Walking in the footsteps of Maradona.

Over thirty years ago in the days before Channel Four popularised Italian Football in this country, a quite remarkable story emerged from the exotic seeming Serie A, one that captured the imagination of this at the time teenaged football obsessive. None other than Diego Armando Maradona, disillusioned after a 2 –year stint at Barcelona characterised by: illness, injury, fallings out with the infamous club president Nunez, reported issues with his off-the-field behaviour and alleged money problems, opted to sign for the relatively unknown S.S.C. Napoli in preference to the world-renowned giants of Italian football, Juventus.

The world record capture of Maradona in the summer of 1984 rumoured to be financed, at least in part, by the dirty millions of the Camorra (the Neapolitan mafia) sparked a truly astonishing rise to prominence for a club that was up to that point largely ignored, if not derided. The league was historically dominated by the powerhouse, industry-backed clubs of the north, no side from the south of the country had ever won a Scudetto and nine of the previous ten Serie A titles had been shared between just two cities namely: Milan and Turin.

Napoli finished eighth in Maradona’s first season and then third a year later but gradually they were starting to build a team around the maverick superstar. On his return from literally single-handedly dragging Argentina to World Cup victory in Mexico in 1986, he led Napoli to the double. The following season he was joined by another South American star in the form of Brazilian striker Careca and also by Bruno Giordano from Lazio. Together the three formed the famed Ma-Gi-Ca (literally magical) attacking trident, a second Scudetto was secured in 1990 following consecutive second placed finishes as the team established themselves among the elite of Italian football.

It was based on this illustrious history as well as Napoli being the only team capable of mounting any form of credible challenge to Juventus’ current dominance (and of course the reported best pizza in the world!) that Mrs Football Nerd settled upon the historic and eclectic city of Naples as the venue for a birthday present football weekend for this discerning football obsessive.

We spent the evening before our flight watching Arsenal overcome AC Milan in one of the bars of the Sofitel at Gatwick, not it must be understood because we are in any way posh but purely because the entertainment budget in either of the Premier Inns at the airport didn’t seem to stretch to BT Sport. At £76 for a burger, fries and 3 or 4 rounds of drinks I might well have been better off going to the match and getting a taxi to the airport the following morning! We did however ensure that we drank our fill of complementary beer and champagne in the British Airways Lounge before our flight the following day to negate the outlay of the previous evening.

As it was a week before the TV charity fundraiser Sports Relief there were a number of sporting celebrities engaged in jobs around the airport, for us we were ‘treated’ to Gary Lineker playing table football in the games room; Mrs Football Nerd opting to dodge the ‘voluntary’ donation by taking a few clandestine snaps of the former England striker.

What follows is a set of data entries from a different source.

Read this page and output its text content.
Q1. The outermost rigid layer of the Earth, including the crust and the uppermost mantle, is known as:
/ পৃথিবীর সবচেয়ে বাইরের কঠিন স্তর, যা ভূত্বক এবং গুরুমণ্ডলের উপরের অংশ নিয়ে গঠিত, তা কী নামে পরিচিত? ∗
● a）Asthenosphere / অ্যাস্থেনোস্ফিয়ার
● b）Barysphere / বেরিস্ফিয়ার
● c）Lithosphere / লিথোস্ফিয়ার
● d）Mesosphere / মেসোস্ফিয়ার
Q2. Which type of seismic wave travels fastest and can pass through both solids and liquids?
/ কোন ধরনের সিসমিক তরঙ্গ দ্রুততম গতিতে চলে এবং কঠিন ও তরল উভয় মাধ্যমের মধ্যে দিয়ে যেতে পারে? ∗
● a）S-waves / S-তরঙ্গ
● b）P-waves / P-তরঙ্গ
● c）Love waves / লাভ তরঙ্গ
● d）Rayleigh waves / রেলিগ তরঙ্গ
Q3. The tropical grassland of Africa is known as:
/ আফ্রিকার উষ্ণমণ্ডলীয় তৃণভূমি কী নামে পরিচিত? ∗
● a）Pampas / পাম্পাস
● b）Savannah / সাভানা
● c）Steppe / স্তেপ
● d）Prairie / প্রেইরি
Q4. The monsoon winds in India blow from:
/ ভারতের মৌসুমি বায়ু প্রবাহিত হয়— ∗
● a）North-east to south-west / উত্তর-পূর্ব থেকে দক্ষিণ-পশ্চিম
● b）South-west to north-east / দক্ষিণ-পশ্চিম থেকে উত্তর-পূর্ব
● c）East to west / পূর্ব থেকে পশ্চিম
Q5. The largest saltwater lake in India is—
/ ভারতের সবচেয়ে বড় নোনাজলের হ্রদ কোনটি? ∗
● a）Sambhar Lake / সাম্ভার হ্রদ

Upon arrival In Napoli on Friday evening, the first part of our mission was the acquisition of tickets for the match, which due to Italian restrictions requires you to purchase your ticket while showing a valid ID. Despite rumours to the contrary, namely our cab driver from the airport telling us this was nigh on impossible, the reception manager at our hotel, Vincenzo, assured us that this was completely straightforward and all we needed to do was to head to a bar ten minutes’ walk away with our passports and we would be able to secure our tickets.

As we headed up a dark, secluded stairway and through an underpass surrounded by apartment blocks that resembled those that form the backdrop to the excellent, if somewhat menacingly frighteningly, Neapolitan gangster drama series Gomorra, we hoped we weren’t being sent into Camorra territory. When we arrived, surprisingly unscathed and without having been kidnapped, we saw that the bar had an attached betting shop that doubled up as a purveyor of match tickets. After cracking the language barrier which consisted of me dragging from the darkest recesses of my mind the Italian word for football, calico, we secured two tickets for one of the infamous Curvas for the princely sum of 28 Euros.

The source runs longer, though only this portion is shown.